Nitrogen efficiency, protein synthesis, and quality
Sulfur improves nitrogen efficiency and is essential for protein synthesis. Moreover, sulfur is important for the production of plants' own defense substances. Significant yield increases can be achieved in oilseeds and legumes. Onions, leeks, and garlic require sulfur for the formation of flavor-forming ingredients. Sulfur is taken up from the soil by the higher plant exclusively as a sulfate ion.
Sulfur cycle in the soil
The sulfur content in soils of humid climates is about 0.02-2%. In moorland soils, however, it can be as high as 1% and in marshes as high as 3.5%.
In the soil, the sulfur can be inorganically or organically bound. Depending on the soil condition, the inorganically bound sulfur occurs as elemental sulfur or in the various oxidation states (sulfides, sulfates, thiosulfates, etc.). Organic compounds containing sulfur include amino acids, proteins, polypeptites, and others.
The sulfur compounds present in the soil are subject to a variety of transformation processes analogous to the nitrogen cycle. Organic substances, for example, are subject to microbial mineralization or hydrolysis. The end product is always the sulfate ion. Likewise, sulfur can be temporarily fixed, for example, by microbes or by incorporation into fulvic acids and humic substances. Under anaerobic soil conditions, the sulfate ion can be reduced to hydrogen sulfide by bacteria. In both cases, soil sulfur is removed from plant nutrition.
Elemental sulfur has a soil acidifying effect
Elemental sulfur is converted to sulfate sulfur by soil bacteria (e.g., thio-bacteria). During the conversion, the bacteria oxidize elemental sulfur to sulfate, releasing hydrogen (H+). Therefore, elemental sulfur has a soil acidifying effect. In soils with a high lime content (pH >7), on the other hand, the sulfuric acid produced in the process is immediately fixed by the lime, forming gypsum.

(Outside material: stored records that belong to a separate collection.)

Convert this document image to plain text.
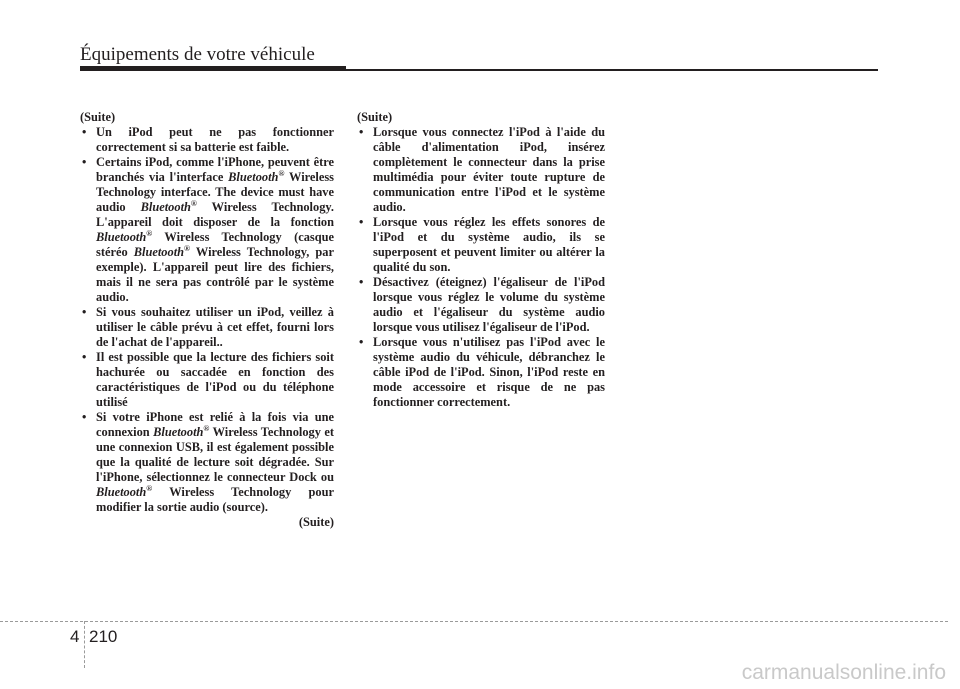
Équipements de votre véhicule

(Suite)

• Un iPod peut ne pas fonctionner correctement si sa batterie est faible.
• Certains iPod, comme l'iPhone, peuvent être branchés via l'interface Bluetooth® Wireless Technology interface. The device must have audio Bluetooth® Wireless Technology. L'appareil doit disposer de la fonction Bluetooth® Wireless Technology (casque stéréo Bluetooth® Wireless Technology, par exemple). L'appareil peut lire des fichiers, mais il ne sera pas contrôlé par le système audio.
• Si vous souhaitez utiliser un iPod, veillez à utiliser le câble prévu à cet effet, fourni lors de l'achat de l'appareil..
• Il est possible que la lecture des fichiers soit hachurée ou saccadée en fonction des caractéristiques de l'iPod ou du téléphone utilisé
• Si votre iPhone est relié à la fois via une connexion Bluetooth® Wireless Technology et une connexion USB, il est également possible que la qualité de lecture soit dégradée. Sur l'iPhone, sélectionnez le connecteur Dock ou Bluetooth® Wireless Technology pour modifier la sortie audio (source).

(Suite)

(Suite)

• Lorsque vous connectez l'iPod à l'aide du câble d'alimentation iPod, insérez complètement le connecteur dans la prise multimédia pour éviter toute rupture de communication entre l'iPod et le système audio.
• Lorsque vous réglez les effets sonores de l'iPod et du système audio, ils se superposent et peuvent limiter ou altérer la qualité du son.
• Désactivez (éteignez) l'égaliseur de l'iPod lorsque vous réglez le volume du système audio et l'égaliseur du système audio lorsque vous utilisez l'égaliseur de l'iPod.
• Lorsque vous n'utilisez pas l'iPod avec le système audio du véhicule, débranchez le câble iPod de l'iPod. Sinon, l'iPod reste en mode accessoire et risque de ne pas fonctionner correctement.
4 210

carmanualsonline.info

Magnesium or potassium sulfate are neutral salts. This means that the nutrients they contain go into the soil solution without conversion and have no effect on the soil pH.
Consider sulfur leaching
Sulfate, as a negative ion, is not subject to significant adsorption in the soil, similar to the nitrate ion, and is therefore at risk of leaching, especially during the winter months. The risk of severe sulfur deficiency exists on all light soils, after above-average precipitation and on structurally weak soils, as well as under all conditions that lead to a restricted root system. When fertilizing with sulfate in spring according to demand, the supply of sulfur is ensured for the entire vegetation period, since during the summer half-year evaporation is higher than precipitation.
Two methods have proven effective for determining sulfur stocks in soil, the Smin test and the sulfur estimation framework.
Sulfur improves nitrogen efficiency
Sulfur from the soil is taken up by the higher plant exclusively as sulfate ion. Nevertheless, plants are also capable of binding the sulfur found in the air (hydrogen sulfide, sulfur dioxide).
Functions of sulfur in the plant:
- Improves nitrogen efficiency.
- Is essential for the synthesis of sulfur-containing amino acid and the influence on the overall protein synthesis.
- Activates important enzymes in energy and fatty acid metabolism.
- Is a component of chloroplast protein.
- Is important for the formation of sulfur-containing secondary plant substances (e.g. leek and mustard oils - influence the taste and smell of various crops).
- Is a component of vitamin B1 (cereal grains, legumes).
Important for the production of plants' own defense substances (phytoalexins, glutathione).
Applying sulfur as a mineral fertilizer
Until the 1980s, SO2 emissions of industrial origin provided a virtually automatic supply of sulfur and ensured adequate sulfur nutrition for crops.
Various measures to keep the air clean have led to a significant decrease in sulfur emissions from the atmosphere. As a result, the level of S deposition has now dropped to pre-industrial levels. Meanwhile, the reduced sulfur input is having a yield-limiting effect at many sites.
Especially for oilseeds, legumes as well as onions, leeks, and garlic, for which sulfur is an important component of the flavor-forming ingredients, considerable increases in yield and quality can be achieved by sulfur fertilization.
Furthermore, it should be noted that the sulfur supply from farm-produced fertilizer is not sufficient. In the first year of application, just 5-10% of the bound sulfur is available.
In crops with early sulfur requirements (rapeseed, cereals), S deficiency cannot be prevented even by long-term application of organic fertilizers; mineral fertilization is therefore recommended.
Sulfur deficiency leads to chlorosis of the entire leaf surface
- Deficiency symptoms often appear first on the younger leaves, only in the case of simultaneous N deficiency are the first signs first seen on the older leaves.
- Chlorosis occurs over the entire surface of the leaves.
- The entire habitus of the plant appears rigid and brittle.
- Particular symptoms in canola are poor plant growth, spoon-like curved leaves, white instead of yellow flowers and the pods are blistered.